On November 6, a tremendous gale swept over the English fleet. For three days Hawke stood his ground, but he was forced to run back to the shores of England for shelter. Two days later he put to sea again, but the wind was blowing as furiously as ever, and he was again obliged to put back to Torbay. His own ship was rotten and water-logged, so he shifted his flag to the Royal George and struggled out again into the storm.

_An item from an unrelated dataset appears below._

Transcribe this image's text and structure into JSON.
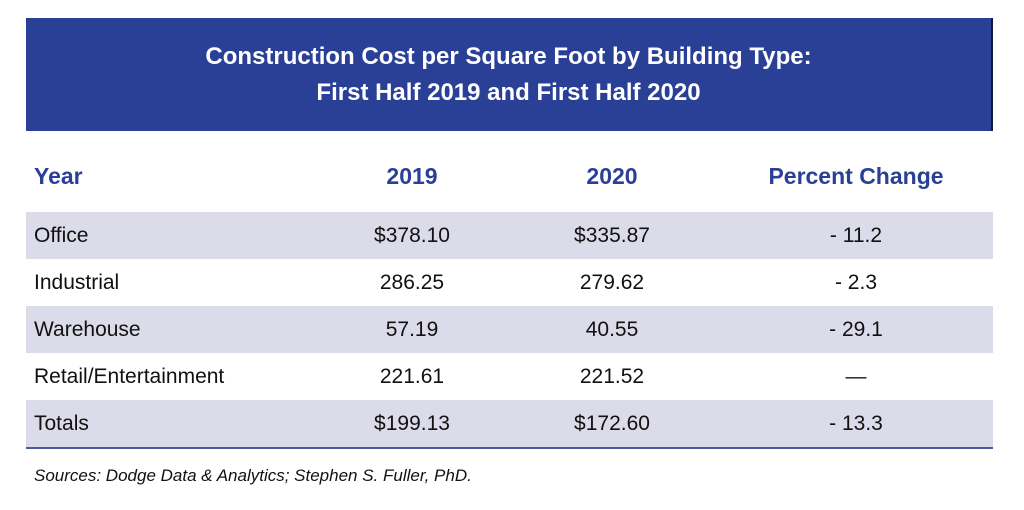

He was just too late. The French fleet had escaped, and the ships were even now running gaily with the wind behind them down the west coast of France to join the rest of the fleet. Conflans' daring plan might have succeeded had he not had against him a man whose genius, patience, and resolution were proof against the wildest waves and the fiercest winds. In the teeth of the gale Hawke fought his way across the channel to France to find the harbour empty, his prey gone. On ran the French ships before the gale. Very soon the white sails of the English might have been seen hurrying after them. With the waves breaking over their decks, weighed down by the weight of sail, battered by the wild wind that whistled through their rigging, the English ships ran on, every hour bringing them nearer and nearer to the enemy.

"I will attack them in the old way," cried Hawke, "and make downright work of them."

As night drew on, the wind blew harder than ever. Conflans now devised a bold plan. He ran his ships coastwards, among islands and shoals of which he knew the English to be ignorant. It was a wild stretch of dangerous coast, on which the huge Atlantic waves broke with a roar as of thunder, tossing their white foam high into the air. The wind blew with ever-increasing fury, and the night was black as pitch. Only the genius of a Hawke could save the fleet in such a night. But to the successor of Drake and Hawkins all things were possible. "Where there is a passage for the enemy, there, is a passage for me. Where a Frenchman can sail, an Englishman can follow," cried Hawke. "Their pilot shall be our pilot. If they go to pieces on the shoals, they will serve as beacons for us. Their perils shall be our perils."

"And so, on the wild November afternoon, with the great billows that the Bay of Biscay hurls on that stretch of iron-bound coast, Hawke flung himself into the boiling cauldron of rocks and shoals and quicksands. No more daring deed was ever done at sea."

The battle began, and the roar of the guns answered the din of the tempest. The wildly rolling fleets were soon hopelessly mixed up together. Ship after ship went down with its guns and its crews, but the flagship with Hawke on board was making for the white pennant which flew from the mast of Conflans' ship. Soon the two great ships had begun their fierce duel. Night fell before the battle was ended,—a wild night filled with the shrieking of the gale, and morning broke no less wild and stormy. Seven French ships had run for shelter to the coast, two had gone to pieces on the rocks. But in the very centre of the English fleet lay the flagship of Conflans, battered and helpless. In the darkness and confusion of the night the French commander had mistaken his friends for his foes, and anchored unconsciously in the middle of the English fleet.

As the misty grey dawn showed him his mistake, Conflans cut his cables and made for the shore. The battle of Quiberon was over. The French ships were too much damaged to put to sea any more, and Hawke was free to sail home to receive the honours that a joyous England was ready to bestow upon the faithful and brave Admiral who had saved her from a French invasion.